Syria rebel training scaled back

  • 10/10/2015
(Reuters)
(Reuters)

The Pentagon says it is halting its troubled program to build Syrian rebel units to fight the Islamic State and focus instead on training and arming vetted leaders already on the ground.

"The model before was we were training infantry-type units. We are now changing to a model that will produce more military combat capability," a senior US defence official said on Friday (local time).

The official declined to say how many leaders would be armed and trained, but noted the new effort would get under way "within days."

The switch in tactics will be seen as a tacit admission that the Pentagon's US$500 million ($A688.80 million) program to train thousands of "moderate" Syrian rebels has failed.

Two small groups of US-trained fighters have crossed into Syria from Turkey this year, but one broke up after coming under attack and the other surrendered much of its equipment to an al-Qaeda front group.

Pentagon spokesman Peter Cook said the training program was only part of the US effort, noting that it has also been arming groups already inside Syria, such as the Kurdish forces defending the border town of Kobane.

"I believe the changes we are instituting today will, over time, increase the combat power of counter-ISIL forces in Syria and ultimately help our campaign achieve a lasting defeat of ISIL," Defense Secretary Ashton Carter said.

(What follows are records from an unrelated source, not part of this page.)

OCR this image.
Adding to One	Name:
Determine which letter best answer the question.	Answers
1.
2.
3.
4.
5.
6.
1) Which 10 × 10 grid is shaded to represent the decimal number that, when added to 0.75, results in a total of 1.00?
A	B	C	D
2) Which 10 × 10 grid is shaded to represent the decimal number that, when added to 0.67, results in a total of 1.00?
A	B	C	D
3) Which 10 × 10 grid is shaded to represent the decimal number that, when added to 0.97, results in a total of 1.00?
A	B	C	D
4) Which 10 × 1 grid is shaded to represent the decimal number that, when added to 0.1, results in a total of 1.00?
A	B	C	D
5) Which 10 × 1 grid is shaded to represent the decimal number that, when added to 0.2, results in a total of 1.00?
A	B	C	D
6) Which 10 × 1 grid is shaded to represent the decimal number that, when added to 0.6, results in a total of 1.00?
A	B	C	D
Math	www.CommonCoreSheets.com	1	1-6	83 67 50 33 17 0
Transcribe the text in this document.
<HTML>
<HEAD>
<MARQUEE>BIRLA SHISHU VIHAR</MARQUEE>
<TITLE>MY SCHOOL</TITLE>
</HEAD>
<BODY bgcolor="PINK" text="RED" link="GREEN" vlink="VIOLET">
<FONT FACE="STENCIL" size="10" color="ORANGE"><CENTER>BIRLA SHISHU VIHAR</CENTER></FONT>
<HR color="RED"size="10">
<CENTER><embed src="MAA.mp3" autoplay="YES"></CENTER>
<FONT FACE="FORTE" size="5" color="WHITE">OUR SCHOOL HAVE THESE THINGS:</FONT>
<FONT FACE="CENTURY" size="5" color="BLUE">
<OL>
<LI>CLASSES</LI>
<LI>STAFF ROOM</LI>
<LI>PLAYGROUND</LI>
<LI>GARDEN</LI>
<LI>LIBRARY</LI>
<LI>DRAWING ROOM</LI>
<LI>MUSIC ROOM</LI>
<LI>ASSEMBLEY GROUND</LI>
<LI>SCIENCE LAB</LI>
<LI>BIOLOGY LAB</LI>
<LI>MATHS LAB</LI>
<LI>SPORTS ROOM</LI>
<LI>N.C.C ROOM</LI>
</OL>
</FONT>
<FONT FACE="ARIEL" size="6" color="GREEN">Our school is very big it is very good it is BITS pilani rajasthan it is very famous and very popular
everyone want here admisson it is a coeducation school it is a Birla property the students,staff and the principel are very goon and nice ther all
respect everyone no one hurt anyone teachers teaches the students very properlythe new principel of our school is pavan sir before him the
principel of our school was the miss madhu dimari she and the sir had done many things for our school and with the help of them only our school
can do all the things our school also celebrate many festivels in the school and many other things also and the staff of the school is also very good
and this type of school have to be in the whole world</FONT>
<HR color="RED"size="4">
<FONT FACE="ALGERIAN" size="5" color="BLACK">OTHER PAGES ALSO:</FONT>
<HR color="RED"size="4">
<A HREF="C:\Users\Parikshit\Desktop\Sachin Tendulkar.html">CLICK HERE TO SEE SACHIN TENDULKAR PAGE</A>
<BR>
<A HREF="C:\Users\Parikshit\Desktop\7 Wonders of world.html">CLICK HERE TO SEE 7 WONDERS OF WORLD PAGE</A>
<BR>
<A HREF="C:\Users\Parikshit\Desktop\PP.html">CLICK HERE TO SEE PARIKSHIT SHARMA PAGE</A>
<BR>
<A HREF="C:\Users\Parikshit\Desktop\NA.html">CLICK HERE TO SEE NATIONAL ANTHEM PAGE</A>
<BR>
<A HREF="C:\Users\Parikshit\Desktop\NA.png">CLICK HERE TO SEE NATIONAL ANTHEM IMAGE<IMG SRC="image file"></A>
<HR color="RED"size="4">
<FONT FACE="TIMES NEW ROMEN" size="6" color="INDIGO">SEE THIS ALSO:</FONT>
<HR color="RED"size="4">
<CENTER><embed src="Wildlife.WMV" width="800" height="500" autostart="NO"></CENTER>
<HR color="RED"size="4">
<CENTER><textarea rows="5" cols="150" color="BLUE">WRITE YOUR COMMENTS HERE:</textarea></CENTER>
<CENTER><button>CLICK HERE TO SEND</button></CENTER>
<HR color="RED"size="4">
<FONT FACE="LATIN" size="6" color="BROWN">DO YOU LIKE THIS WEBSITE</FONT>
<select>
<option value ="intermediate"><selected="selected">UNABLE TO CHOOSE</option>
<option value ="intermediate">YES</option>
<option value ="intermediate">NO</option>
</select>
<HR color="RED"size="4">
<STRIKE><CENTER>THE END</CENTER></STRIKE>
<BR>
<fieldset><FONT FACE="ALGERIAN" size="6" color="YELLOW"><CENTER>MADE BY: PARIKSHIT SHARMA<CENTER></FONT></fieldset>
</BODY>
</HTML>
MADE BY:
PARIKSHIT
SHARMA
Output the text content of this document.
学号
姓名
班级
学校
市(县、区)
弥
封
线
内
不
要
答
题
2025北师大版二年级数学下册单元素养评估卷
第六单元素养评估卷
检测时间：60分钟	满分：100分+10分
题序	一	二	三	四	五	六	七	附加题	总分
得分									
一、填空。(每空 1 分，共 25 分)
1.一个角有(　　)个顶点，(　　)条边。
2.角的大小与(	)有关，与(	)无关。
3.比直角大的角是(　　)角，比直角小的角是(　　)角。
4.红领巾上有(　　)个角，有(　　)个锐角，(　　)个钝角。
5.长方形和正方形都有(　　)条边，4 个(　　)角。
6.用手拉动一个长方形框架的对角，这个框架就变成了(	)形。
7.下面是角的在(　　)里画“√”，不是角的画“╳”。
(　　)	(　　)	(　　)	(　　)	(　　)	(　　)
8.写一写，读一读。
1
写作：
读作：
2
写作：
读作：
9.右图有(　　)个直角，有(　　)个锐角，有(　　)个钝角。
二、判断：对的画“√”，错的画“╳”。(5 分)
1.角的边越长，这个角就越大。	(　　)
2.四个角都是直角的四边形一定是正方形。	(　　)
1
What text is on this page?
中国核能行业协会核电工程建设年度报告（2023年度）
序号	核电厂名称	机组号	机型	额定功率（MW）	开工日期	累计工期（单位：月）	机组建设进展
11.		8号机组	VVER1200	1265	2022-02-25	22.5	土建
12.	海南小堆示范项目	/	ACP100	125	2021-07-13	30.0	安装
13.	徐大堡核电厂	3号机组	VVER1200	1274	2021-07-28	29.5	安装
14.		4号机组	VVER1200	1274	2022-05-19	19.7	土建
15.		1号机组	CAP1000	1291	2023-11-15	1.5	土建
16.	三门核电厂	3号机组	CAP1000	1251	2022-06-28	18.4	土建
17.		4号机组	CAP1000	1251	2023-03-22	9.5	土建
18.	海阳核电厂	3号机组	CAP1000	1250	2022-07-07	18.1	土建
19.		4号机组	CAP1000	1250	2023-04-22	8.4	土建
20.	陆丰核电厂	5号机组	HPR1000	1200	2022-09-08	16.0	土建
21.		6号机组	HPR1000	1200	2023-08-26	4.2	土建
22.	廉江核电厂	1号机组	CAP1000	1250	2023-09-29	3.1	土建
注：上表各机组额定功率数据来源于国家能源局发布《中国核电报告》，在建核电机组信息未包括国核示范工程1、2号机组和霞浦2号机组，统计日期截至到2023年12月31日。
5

Cook said Carter has directed the military "to provide equipment packages and weapons to a select group of vetted leaders and their units so that over time they can make a concerted push into territory still controlled by ISIL."

Speaking at a news conference in London, Carter admitted he had been dissatisfied with the previous training program, and said: "We have devised a number of different approaches."

In January, President Barack Obama's administration unveiled the US$500-million program to train up to 15,000 vetted Syrian rebels in neighbouring countries.